Mas, de todas as euhemerizações gregas, Lúcifer-Eósforo é, talvez, a mais complicada. O planeta tornou-se, com os latinos, Vênus, ou Afrodite-Anadiômena, a deusa nascida da espuma, a “Divina Mãe”, e uma com a Astarte fenícia ou a Astarote judaica. Todas eram chamadas de “Estrela da Manhã” e “Virgens do Mar”, ou Mar (de onde vem Maria), o grande Abismo, títulos agora dados pela Igreja Romana à sua Virgem Maria. Todas estavam conectadas com a lua e o crescente, com o Dragão e o planeta Vênus, assim como a mãe de Cristo foi conectada com todos esses atributos. Se os marinheiros fenícios carregavam, fixada na proa de seus navios, a imagem da deusa Astarte (ou Afrodite, Vênus Erycina) e viam a estrela da manhã e da noite como sua estrela guia, “o olho de sua Mãe Deusa”, os marinheiros católicos romanos fazem o mesmo até hoje. Fixam uma Madonna na proa de seus navios, e a Virgem Maria é chamada de “Virgem do Mar”. A padroeira aceita dos marinheiros cristãos, sua estrela, “Stella Del Mar”, etc., está sobre o crescente da lua. Como as antigas deusas pagãs, ela é a “Rainha do Céu” e a “Estrela da Manhã”, exatamente como elas eram.
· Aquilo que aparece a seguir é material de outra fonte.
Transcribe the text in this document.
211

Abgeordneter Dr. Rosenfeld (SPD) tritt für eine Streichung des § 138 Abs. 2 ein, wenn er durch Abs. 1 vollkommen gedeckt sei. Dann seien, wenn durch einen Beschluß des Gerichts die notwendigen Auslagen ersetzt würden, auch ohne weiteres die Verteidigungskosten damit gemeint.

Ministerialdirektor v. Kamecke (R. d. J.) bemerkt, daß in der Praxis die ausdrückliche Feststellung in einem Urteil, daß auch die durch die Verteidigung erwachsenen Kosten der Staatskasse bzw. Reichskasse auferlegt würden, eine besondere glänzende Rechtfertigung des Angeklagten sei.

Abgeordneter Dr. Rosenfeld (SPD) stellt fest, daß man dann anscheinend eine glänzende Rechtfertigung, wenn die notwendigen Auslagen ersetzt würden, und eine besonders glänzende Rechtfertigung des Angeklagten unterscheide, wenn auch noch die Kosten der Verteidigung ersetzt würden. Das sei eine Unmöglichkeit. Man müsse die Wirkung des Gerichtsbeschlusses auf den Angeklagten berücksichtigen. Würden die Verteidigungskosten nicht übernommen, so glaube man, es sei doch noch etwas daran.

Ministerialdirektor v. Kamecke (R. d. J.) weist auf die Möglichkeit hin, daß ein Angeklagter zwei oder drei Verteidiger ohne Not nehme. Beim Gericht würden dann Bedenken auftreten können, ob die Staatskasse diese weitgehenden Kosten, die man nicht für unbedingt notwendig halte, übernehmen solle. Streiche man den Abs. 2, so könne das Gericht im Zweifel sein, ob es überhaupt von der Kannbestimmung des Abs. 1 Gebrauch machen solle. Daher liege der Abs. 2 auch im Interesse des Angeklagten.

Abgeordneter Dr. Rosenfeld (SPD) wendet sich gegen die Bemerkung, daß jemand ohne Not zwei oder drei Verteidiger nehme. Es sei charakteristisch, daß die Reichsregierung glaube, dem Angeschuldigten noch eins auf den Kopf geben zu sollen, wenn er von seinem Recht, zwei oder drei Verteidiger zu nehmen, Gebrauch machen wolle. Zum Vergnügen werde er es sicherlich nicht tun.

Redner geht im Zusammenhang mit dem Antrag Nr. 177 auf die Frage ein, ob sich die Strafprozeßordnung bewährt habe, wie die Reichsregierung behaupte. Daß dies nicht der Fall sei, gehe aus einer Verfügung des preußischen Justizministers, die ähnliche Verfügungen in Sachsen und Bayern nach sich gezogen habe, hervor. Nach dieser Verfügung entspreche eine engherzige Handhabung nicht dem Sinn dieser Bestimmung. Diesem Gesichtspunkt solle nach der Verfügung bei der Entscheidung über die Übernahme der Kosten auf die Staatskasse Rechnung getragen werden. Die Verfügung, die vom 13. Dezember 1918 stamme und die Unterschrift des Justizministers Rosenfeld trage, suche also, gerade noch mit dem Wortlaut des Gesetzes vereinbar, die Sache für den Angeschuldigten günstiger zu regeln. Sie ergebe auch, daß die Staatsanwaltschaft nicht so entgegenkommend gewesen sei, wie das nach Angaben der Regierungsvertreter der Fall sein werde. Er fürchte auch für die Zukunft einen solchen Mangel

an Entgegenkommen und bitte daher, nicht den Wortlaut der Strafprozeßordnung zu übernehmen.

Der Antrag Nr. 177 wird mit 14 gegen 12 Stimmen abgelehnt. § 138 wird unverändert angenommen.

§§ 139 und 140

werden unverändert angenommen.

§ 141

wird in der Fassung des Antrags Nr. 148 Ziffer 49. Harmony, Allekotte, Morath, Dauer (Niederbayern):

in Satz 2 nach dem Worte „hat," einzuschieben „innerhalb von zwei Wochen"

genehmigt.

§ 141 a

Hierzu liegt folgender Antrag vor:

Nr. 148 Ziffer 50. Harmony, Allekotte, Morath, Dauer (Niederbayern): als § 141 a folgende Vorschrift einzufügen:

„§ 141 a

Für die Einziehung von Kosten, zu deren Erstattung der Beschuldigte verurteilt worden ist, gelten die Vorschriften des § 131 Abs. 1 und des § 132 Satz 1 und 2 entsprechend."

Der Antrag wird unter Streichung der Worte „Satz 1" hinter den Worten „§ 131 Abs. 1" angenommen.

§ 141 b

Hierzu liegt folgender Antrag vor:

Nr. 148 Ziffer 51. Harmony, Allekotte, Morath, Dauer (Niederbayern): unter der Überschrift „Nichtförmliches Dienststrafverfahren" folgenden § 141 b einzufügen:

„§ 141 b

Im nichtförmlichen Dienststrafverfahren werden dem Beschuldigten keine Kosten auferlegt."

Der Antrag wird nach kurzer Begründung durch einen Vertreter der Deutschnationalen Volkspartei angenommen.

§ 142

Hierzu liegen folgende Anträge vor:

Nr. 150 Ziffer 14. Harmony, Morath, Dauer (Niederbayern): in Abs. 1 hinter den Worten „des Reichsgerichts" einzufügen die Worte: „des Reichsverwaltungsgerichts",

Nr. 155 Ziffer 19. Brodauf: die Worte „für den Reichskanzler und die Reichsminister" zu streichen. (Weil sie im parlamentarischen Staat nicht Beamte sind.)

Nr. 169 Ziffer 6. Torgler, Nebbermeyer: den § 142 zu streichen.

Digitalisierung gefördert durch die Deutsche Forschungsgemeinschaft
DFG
Se isso pode explicar alguma coisa, cabe à sagacidade do leitor decidir. Enquanto isso, Lúcifer-Vênus não tem nada a ver com trevas, mas tudo a ver com luz. Quando chamado de Lúcifer, é o “portador da luz”, o primeiro raio radiante que destrói a escuridão mortal da noite. Quando chamado de Vênus, o planeta-estrela torna-se o símbolo do amanhecer, a casta Aurora. O professor Max Müller conjectura corretamente que Afrodite, nascida do mar, é uma personificação do amanhecer do dia, e a mais bela de todas as visões da natureza (A Ciência da Linguagem), pois, antes de sua naturalização pelos gregos, Afrodite era a Natureza personificada, a vida e a luz do mundo pagão, como provado na bela invocação a Vênus feita por Lucrécio, citada por Decharme. Ela é a Natureza divina em sua totalidade, Aditi-Prakriti antes de se tornar Lakshmi. Ela é aquela Natureza diante de cuja majestosa e bela face “os ventos fogem, o céu sereno derrama torrentes de luz, e as ondas do mar sorriem” (Lucrécio). Quando referida como a deusa síria Astarte, a Astarote de Hierópolis, o planeta radiante foi personificado como uma majestosa mulher, segurando em uma mão estendida uma tocha, e na outra, um bastão curvado em forma de cruz (Vide De Dea Syria de Luciano e De Natura Deorum, III, 23, de Cícero). Finalmente, o planeta é representado astronomicamente como um globo equilibrado sobre uma cruz—um símbolo com o qual nenhum demônio gostaria de se associar—enquanto o planeta Terra é um globo com uma cruz sobre ele.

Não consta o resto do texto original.